Obama broke in, saying, “It’s time to end it.”

Romney continued, “And in one year, you provided $90 billion in breaks to the green energy world.”

“Now, I like green energy as well, but that’s about 50 years’ worth of what oil and gas receives,” Romney said. “And you say Exxon and Mobil. Actually, this $2.8 billion goes largely to small companies, to drilling operators and so forth.”

Romney indicated that under his plan to lower the tax rate on corporations, the oil and gas subsidy could indeed be cut. “You know, if we get that tax rate from 35 percent down to 25 percent, why that $2.8 billion is on the table,” he said. “Of course it’s on the table. That’s probably not going to survive if you get that rate down to 25 percent.”

“But don’t forget, you put $90 billion, like 50 years’ worth of breaks, into – into solar and wind, to Solyndra and Fisker and Tesla and Ener1. I mean, I had a friend who said you don’t just pick the winners and losers, you pick the losers, all right?
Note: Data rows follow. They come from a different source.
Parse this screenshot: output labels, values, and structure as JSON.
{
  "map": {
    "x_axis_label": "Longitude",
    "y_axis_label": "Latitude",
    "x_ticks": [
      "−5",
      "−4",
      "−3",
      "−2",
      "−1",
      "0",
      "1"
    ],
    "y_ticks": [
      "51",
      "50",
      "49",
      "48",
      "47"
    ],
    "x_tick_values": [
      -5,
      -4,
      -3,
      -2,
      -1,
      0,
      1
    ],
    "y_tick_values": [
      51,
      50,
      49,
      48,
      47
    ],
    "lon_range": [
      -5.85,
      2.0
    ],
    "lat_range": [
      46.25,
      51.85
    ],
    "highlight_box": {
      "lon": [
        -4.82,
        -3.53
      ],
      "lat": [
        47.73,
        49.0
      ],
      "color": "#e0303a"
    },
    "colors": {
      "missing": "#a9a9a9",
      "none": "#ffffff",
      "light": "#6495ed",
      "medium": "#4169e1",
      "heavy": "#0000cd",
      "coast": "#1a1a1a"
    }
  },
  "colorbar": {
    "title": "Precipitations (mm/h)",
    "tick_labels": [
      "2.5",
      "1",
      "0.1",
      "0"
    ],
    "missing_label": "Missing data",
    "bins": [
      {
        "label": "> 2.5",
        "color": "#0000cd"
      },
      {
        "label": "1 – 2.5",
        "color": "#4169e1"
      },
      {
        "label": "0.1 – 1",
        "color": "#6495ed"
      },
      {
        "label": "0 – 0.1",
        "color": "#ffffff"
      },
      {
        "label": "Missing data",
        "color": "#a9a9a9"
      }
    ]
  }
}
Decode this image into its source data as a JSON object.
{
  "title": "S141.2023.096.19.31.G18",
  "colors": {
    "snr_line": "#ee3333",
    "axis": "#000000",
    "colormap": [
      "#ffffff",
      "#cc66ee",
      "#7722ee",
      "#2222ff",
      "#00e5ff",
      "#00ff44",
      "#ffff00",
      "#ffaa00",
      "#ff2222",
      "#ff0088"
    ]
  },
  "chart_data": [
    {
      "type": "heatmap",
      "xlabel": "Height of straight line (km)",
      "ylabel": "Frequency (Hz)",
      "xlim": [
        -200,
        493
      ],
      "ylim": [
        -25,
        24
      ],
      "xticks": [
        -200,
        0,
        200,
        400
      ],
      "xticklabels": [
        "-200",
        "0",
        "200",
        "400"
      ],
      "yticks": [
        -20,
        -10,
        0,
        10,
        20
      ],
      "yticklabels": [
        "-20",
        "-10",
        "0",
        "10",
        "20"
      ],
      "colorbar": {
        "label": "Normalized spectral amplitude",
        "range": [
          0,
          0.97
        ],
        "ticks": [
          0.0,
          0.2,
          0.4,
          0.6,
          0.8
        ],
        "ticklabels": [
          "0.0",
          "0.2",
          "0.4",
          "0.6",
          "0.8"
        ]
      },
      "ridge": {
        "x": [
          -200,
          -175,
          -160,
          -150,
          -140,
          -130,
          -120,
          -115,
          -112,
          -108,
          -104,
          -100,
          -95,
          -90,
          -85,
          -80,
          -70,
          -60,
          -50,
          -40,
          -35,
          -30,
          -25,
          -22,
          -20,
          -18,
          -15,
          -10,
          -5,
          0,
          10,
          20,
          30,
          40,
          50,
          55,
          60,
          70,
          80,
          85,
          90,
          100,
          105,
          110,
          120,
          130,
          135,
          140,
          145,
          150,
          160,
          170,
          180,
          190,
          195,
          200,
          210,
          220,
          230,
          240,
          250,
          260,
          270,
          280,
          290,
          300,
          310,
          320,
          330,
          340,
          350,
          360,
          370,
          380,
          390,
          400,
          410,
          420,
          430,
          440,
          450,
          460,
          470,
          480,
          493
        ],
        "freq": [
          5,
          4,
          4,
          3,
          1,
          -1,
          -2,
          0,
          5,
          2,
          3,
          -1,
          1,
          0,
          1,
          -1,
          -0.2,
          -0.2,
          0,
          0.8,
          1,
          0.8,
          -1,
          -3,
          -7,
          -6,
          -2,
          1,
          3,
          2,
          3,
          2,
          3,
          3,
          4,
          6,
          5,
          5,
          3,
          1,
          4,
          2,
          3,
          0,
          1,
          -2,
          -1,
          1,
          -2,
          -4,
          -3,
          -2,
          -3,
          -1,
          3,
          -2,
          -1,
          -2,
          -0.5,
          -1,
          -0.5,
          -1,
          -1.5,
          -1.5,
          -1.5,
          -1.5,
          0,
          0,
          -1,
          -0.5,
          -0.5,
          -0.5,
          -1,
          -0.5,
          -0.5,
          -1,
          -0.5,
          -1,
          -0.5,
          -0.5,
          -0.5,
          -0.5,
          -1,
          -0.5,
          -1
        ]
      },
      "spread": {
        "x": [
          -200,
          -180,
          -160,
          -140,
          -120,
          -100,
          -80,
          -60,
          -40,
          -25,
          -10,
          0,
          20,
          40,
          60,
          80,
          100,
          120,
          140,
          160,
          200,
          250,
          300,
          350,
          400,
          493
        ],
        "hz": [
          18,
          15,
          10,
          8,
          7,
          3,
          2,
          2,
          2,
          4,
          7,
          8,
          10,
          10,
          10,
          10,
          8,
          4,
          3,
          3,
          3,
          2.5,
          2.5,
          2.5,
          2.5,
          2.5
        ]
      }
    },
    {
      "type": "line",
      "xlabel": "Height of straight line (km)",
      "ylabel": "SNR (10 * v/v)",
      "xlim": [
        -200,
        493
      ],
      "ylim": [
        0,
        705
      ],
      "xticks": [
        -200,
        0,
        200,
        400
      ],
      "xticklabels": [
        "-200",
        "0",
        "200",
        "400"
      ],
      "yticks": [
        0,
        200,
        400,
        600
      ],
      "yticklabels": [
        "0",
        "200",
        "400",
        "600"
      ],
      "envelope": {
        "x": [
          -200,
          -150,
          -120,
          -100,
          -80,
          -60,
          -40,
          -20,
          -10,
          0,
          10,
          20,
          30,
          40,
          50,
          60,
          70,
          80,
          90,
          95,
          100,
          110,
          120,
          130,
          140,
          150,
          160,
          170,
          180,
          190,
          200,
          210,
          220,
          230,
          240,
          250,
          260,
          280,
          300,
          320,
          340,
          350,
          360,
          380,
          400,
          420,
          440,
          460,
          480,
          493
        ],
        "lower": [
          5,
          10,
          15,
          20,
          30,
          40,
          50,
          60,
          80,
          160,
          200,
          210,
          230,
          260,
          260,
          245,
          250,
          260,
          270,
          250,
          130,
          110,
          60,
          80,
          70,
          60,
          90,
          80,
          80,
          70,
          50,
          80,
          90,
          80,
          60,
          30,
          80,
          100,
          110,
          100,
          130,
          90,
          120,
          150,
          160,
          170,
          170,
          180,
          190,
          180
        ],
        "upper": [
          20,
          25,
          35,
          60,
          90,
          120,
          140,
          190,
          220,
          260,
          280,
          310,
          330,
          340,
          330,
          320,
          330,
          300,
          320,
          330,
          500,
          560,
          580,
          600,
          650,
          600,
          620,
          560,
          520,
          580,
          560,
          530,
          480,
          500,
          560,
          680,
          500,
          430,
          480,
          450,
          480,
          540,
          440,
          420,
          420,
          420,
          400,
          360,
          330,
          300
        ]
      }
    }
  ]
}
So this – this is not – this is not the kind of policy you want to have if you want to get America energy secure,” Romney charged.

In the debate, Obama did not defend these investments in the electric car companies Fisker and Tesla, neither of which have proven profitable as yet, or in Solyndra, a California solar energy company that borrowed $535 million before it went bankrupt in August 2011.

Solyndra is now the target of a federal criminal investigation to determine whether the company was awarded the massive loan due to undue political influence, despite what critics said were signs the company was already in financial trouble.

Romney criticized Obama for these investments, saying, “And these businesses, many of them have gone out of business, I think about half of them, of the ones have been invested in have gone out of business. A number of them happened to be owned by people who were contributors to your campaigns.”

Romney mentioned Ener1, the parent company of EnerDel, maker of lithium-ion battery systems that received a $118.5 million energy grant in August 2009. In January, Ener1 filed for bankruptcy protection after handing six-figure payouts to top executives.